Women's Day has come and gone, and women in Pakistan and all over the world are, probably, no better off. This, sadly, is the un-chocolate-boxy reality. The Day has been important in that it has helped people come together on various platforms to discuss and propagate different ideas on how the quality of life for women in Pakistan can be improved. Before I go any further, I must be honest and state that I find myself in a uniquely privileged position in the organisation I work in, I have a wonderfully supportive family and an environment where I can work safely and enjoy the company of wonderful colleagues. I make no claim of knowing exactly what the average Pakistani woman goes through, the challenges she faces and how difficult her life, at times, is. Pakistanis raise their daughters with a great deal of laad, pyaar.

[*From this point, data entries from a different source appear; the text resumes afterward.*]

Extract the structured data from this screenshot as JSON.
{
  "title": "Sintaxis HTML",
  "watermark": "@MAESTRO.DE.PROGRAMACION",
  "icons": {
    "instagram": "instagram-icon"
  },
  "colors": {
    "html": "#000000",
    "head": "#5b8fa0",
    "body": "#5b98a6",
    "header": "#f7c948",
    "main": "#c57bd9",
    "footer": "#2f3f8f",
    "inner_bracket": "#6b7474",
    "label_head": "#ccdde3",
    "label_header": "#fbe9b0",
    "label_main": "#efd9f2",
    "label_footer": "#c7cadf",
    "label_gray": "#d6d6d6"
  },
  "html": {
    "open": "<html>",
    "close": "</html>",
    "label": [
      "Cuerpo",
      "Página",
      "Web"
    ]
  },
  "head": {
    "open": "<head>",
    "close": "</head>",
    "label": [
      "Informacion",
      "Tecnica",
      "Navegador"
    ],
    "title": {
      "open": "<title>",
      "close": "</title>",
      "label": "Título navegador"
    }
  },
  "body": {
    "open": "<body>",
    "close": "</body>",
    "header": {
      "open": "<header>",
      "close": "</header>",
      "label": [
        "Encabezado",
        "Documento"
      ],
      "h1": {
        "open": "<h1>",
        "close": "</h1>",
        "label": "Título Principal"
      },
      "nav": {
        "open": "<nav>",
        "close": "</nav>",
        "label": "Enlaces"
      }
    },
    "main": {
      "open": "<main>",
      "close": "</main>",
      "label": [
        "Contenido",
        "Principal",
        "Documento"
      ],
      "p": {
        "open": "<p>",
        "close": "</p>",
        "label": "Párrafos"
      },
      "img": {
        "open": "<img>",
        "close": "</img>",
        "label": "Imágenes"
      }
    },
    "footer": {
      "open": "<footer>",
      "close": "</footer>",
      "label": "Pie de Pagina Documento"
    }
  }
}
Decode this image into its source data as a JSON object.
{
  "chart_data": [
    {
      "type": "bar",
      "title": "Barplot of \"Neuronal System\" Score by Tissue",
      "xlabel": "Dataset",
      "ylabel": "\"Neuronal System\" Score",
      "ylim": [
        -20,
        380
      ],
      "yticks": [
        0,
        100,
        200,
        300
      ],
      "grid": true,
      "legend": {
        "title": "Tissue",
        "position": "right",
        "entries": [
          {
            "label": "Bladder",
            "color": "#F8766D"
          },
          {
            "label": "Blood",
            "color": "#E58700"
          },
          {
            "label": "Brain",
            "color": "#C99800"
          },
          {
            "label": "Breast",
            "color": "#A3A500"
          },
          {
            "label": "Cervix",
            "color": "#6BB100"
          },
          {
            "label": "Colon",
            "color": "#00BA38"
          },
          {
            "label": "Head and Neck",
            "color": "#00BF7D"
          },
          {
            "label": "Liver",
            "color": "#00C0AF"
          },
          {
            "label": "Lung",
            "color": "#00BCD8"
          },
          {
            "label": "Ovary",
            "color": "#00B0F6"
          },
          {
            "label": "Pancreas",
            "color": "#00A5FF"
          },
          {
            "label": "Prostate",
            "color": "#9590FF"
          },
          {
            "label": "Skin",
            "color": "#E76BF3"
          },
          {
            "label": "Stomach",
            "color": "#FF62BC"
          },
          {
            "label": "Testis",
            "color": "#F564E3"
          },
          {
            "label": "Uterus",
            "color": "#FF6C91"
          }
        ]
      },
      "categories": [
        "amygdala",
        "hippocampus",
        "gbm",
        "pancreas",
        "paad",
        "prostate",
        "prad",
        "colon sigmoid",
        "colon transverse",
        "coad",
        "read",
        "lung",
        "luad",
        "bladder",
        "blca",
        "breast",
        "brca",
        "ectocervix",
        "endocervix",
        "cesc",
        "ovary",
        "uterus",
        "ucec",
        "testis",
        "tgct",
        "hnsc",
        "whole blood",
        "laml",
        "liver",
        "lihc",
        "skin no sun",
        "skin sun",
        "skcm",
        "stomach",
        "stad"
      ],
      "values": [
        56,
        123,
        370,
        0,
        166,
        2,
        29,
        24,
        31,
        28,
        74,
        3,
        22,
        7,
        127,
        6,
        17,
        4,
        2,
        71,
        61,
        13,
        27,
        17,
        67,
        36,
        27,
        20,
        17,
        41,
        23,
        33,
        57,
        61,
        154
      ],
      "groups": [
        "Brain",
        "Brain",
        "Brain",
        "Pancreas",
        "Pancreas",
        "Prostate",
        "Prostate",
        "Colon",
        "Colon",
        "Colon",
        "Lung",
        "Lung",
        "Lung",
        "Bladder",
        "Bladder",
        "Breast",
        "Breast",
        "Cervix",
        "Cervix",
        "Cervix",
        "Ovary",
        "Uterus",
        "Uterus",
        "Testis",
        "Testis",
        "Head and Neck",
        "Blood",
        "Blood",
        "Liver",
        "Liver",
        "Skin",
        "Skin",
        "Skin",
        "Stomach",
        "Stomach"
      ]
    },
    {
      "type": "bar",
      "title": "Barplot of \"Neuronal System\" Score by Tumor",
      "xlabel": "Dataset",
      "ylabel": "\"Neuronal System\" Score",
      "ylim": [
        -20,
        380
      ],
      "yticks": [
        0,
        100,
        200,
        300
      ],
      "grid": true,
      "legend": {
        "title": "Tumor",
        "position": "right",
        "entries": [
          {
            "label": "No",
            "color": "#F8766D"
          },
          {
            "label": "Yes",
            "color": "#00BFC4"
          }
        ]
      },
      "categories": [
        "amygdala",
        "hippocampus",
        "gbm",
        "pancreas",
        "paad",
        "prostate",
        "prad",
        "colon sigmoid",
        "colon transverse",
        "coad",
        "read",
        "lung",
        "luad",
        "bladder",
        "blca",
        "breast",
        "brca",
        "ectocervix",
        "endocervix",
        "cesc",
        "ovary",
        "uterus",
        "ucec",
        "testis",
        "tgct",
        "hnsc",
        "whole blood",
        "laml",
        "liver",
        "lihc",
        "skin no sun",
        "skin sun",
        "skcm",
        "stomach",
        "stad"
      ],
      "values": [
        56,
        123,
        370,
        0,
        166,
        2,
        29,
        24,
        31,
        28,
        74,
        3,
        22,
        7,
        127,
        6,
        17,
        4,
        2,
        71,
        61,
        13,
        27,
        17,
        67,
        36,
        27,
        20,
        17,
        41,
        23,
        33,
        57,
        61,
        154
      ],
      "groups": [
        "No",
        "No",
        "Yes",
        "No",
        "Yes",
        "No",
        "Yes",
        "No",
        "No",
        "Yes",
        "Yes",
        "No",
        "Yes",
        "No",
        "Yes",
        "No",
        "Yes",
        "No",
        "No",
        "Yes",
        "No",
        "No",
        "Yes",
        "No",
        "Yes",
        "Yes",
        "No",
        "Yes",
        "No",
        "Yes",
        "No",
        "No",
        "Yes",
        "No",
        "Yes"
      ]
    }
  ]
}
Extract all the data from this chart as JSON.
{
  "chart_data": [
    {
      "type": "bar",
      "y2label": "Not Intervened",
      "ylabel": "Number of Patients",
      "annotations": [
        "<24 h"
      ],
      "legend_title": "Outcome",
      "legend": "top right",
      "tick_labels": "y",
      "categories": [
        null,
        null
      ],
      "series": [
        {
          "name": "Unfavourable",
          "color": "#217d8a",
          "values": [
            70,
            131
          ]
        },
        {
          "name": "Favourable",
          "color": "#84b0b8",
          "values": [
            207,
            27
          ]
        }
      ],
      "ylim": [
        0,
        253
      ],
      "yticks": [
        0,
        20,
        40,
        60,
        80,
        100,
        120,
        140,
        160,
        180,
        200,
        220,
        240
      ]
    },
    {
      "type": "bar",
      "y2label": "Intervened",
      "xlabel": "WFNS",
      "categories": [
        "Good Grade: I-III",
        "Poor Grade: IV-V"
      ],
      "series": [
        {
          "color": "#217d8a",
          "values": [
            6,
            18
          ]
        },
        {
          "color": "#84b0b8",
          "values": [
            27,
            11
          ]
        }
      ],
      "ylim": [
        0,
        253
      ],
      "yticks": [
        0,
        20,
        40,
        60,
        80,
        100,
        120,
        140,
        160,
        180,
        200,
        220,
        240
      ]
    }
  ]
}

Their protection is an onus that their families take upon themselves, more so, in the absence of a reliable law and order system. Maybe, the silver lining of the financial crisis is that it is no longer affordable for the women of Pakistan, 50 percent of its population, to not contribute to the household wages and the economy. That is one of the reasons more women are and will elect to work: It’s simple accounting; you need to earn more to be able to keep up with the demands of the expense account. However, along with the society not being used to women in the workforce, they are equally unused to being a part of, on average, a mostly male environment.
There is some sort of expectation that one day when things are better, more women will start businesses or let their daughters get jobs. But this is not going to happen! There is not one perfect moment when the stars will align. There will not be a day when the problems that plague us today, will vanish. As far as work is concerned, in waiting for some utopic time, we're being far too soft on the girls. They can take it, send them out, and let them tough it out, That is how things will get better! There's no easy way!
If a woman gets teased on a bus and decides to stand her ground, maybe even dole out some public embarrassment to the offender - that is how social behaviour will change. That woman will have to stand up and create such a fuss that she cannot be ignored anymore. Which brings me to the point I would like to make, that…….yes, there are problems for women, but the worrying aspect is that women don't seem to be able to have the stamina to wade into them and take them on. Until you say that it is not acceptable, the way you are treated as a status quo, will never change. There are plenty of good things that should happen, but they are unlikely to unless people who want them, make them happen.
Women will have to be tough and ready to be judged on merit. They will have to justify their opinions, they must have the knowledge to back up these opinions and win the argument, based on their reason and not the shrillness of their voice.
In the guise of conveniences for women, we also need to stop legitimising bad behaviour in the long run. The pink buses in Punjab are an example of good intentions, perhaps, causing harm rather than help. Where, on the one hand, you might argue that let's do whatever we can to get these women to work, there's also the case to be made that by segregating women into different buses; you've given the indirect message that any woman travelling on a regular bus will be teased and there's nothing you can do about it!
Instead of creating a parallel system, the women will have to fight for a place in this one, they will have to suffer and they will have to take what it is that is owed to them because no one is going to hand it over. We have a lot of laws in this country and a few new ones, specifically for the protection of women, but laws in Pakistan while reasonably alright on paper, have absolutely no enforcement. We have these tools, but we don't know how to wield them.
This is not to say that there are no women in Pakistan already serving as role models in every field, who have blazed a trail for years to make more possible for the women of today. But, the journey is by no means complete. We have a long way to go and many future generations to blaze further trails for. So, the message is, it's up to you. Sisters, we'll have to do it for ourselves!